UN DÍA DE VERANO

Por Begoña Otero

Las dos niñas jugaban en su habitación. Estaban de vacaciones de verano. Subí para hacer las camas. Sobre la alfombra había muñecas, libros, puzles… La habitación era abuhardillada y estaba totalmente revestida de madera. Me gustaban las cortinas y las colchas que les había hecho a juego.

Ese día no tenía trabajo, podía dedicarme a hacer cosas en el jardín. Siempre había cosas que hacer: cortar el césped, regar, quitar las flores secas.

Bajamos las tres, pues a ellas les encantaba ayudar.  Detrás de la casa había un terreno más alto,  delimitado por un muro de piedra,  donde crecían varios árboles. Bajo ellos el suelo estaba acolchado de hojas secas. El sol lucía con fuerza. Entonces se nos ocurrió una idea: haríamos una cabaña bajo los árboles. Las niñas estaban entusiasmadas.

—A ver, chicas ¿Qué necesitamos?

—Una manta para el suelo —dijo Thais—, la que usamos para jugar en la habitación nos valdría. ¿Verdad, mamá?

—Claro, hija. También buscaremos unas cuerdas y unas telas para atarlas a los árboles, así formaremos las paredes. Si dejamos abierta  la parte delantera  será  la puerta de entrada.

¡Bien! —gritó  la pequeña con mucho desparpajo— ¿Podemos llamar a los primos para que vengan a jugar?

—Pues claro que sí, en cuanto la terminemos vamos a su casa y los invitamos.

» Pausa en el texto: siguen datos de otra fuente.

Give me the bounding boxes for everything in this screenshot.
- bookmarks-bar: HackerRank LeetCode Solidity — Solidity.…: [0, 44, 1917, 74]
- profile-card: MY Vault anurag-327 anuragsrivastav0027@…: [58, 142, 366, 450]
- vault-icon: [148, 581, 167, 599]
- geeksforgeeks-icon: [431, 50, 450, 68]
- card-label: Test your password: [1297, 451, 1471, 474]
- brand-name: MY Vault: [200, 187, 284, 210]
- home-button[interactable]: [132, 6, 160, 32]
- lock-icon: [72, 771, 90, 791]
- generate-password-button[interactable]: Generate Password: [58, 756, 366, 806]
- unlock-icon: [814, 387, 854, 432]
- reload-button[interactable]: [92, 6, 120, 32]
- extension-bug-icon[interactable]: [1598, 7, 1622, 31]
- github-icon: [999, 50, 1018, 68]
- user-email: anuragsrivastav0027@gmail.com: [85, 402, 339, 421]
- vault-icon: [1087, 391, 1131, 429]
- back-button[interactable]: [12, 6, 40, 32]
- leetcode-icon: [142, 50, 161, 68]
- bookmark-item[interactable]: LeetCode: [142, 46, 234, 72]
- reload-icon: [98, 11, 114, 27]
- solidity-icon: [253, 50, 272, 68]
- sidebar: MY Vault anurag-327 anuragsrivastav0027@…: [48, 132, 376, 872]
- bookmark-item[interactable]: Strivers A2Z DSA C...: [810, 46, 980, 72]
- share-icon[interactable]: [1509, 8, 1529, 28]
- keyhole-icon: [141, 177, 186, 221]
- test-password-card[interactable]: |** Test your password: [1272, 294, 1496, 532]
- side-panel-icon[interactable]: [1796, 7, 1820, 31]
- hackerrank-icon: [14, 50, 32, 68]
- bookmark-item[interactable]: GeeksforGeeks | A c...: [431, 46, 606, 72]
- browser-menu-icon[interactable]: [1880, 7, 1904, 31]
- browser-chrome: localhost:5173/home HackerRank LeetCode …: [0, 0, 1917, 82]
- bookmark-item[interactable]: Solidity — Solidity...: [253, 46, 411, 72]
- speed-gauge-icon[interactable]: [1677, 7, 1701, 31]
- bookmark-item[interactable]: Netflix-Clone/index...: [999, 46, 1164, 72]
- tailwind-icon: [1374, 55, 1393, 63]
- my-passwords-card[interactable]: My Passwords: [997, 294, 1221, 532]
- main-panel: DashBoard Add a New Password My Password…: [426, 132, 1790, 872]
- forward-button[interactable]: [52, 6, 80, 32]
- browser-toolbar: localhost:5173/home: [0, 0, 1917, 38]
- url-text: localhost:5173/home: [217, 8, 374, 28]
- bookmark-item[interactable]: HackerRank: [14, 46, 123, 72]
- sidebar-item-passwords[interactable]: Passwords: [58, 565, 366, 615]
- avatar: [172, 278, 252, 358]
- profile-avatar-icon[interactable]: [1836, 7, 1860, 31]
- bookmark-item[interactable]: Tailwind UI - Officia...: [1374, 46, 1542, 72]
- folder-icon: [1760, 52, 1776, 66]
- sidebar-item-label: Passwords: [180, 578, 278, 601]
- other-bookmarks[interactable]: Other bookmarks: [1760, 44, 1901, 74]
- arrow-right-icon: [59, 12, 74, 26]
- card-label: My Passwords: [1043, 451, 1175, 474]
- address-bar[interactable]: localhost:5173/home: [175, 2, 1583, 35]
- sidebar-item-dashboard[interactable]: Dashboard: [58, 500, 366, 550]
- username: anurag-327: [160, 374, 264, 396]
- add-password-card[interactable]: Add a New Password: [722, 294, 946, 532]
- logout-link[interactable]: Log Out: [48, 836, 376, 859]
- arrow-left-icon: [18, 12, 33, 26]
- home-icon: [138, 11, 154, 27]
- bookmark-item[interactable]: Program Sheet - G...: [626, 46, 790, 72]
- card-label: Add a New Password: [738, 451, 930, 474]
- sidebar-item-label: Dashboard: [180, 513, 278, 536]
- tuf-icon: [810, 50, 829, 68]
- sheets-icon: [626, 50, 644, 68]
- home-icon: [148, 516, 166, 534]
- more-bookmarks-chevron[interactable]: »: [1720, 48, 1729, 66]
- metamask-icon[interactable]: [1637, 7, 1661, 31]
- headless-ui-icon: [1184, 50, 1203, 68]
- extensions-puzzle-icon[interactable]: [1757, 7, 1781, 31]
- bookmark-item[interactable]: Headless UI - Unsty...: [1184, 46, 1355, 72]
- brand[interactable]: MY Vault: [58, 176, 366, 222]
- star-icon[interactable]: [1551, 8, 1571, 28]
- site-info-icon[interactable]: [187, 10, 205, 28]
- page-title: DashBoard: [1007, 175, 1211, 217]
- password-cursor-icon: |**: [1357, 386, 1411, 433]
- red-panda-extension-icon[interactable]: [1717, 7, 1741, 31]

La cabaña resultó   más amplia de lo que pensamos, los niños jugaban y cuchicheaban secretos. Escuchaba sus risas y sus peleas infantiles desde la cocina mientras hacía  la comida. De pronto entró Quío en la cocina. Siempre fue alegre y valiente. Le gustaban todo tipo de animales, perros, gatos, grillos, hámsteres, tortugas, y hasta un pato tuvimos, que vivía feliz en el jardín y entraba de vez en cuando en casa a ver la televisión. En esta ocasión  traía una culebrita enroscada en la mano, y di un grito. Era inofensiva, una cristalina, como la  llamamos  aquí, pero  daba mucha grima y ella lo sabía. Al ver que yo chillaba ella empezó a reírse a carcajadas. Yo me hice la enfadada y le dije: suelta ese bicho ahora mismo.

Se fue corriendo y riéndose.

Por la tarde  hicimos una excursión para ver una cascada que había en los alrededores. El agua que traía el arroyo no era mucha pero a los niños les encantó ver cómo se precipitaba desde  unos diez metros de altura. Dimos un rodeo por el campo para que subieran a la gran roca, que durante muchos años, otros niños antes que ellos, habían disfrutado.

De regreso a casa jugaron un rato más en la cabaña. De pronto me pidieron un tarrito. Fui a ver para qué lo querían, y lo encontré con cuatro ratoncillos recién nacidos dentro. Lo dejaron tapado toda la noche en la cabaña.

Esa noche durmieron emocionados pensando en lo bien que lo pasarían al día siguiente. Pretendían regalar a su tía Luca los ratoncillos, sabiendo que ella les tenía fobia.  Ella chillaría y se retorcería solo con verlos  y se morían de risa al imaginarlo.

A la mañana siguiente los ratoncillos estaban muertos y la tía Luca se salvó del susto, pero los primos habían pasado uno de los mejores días del verano.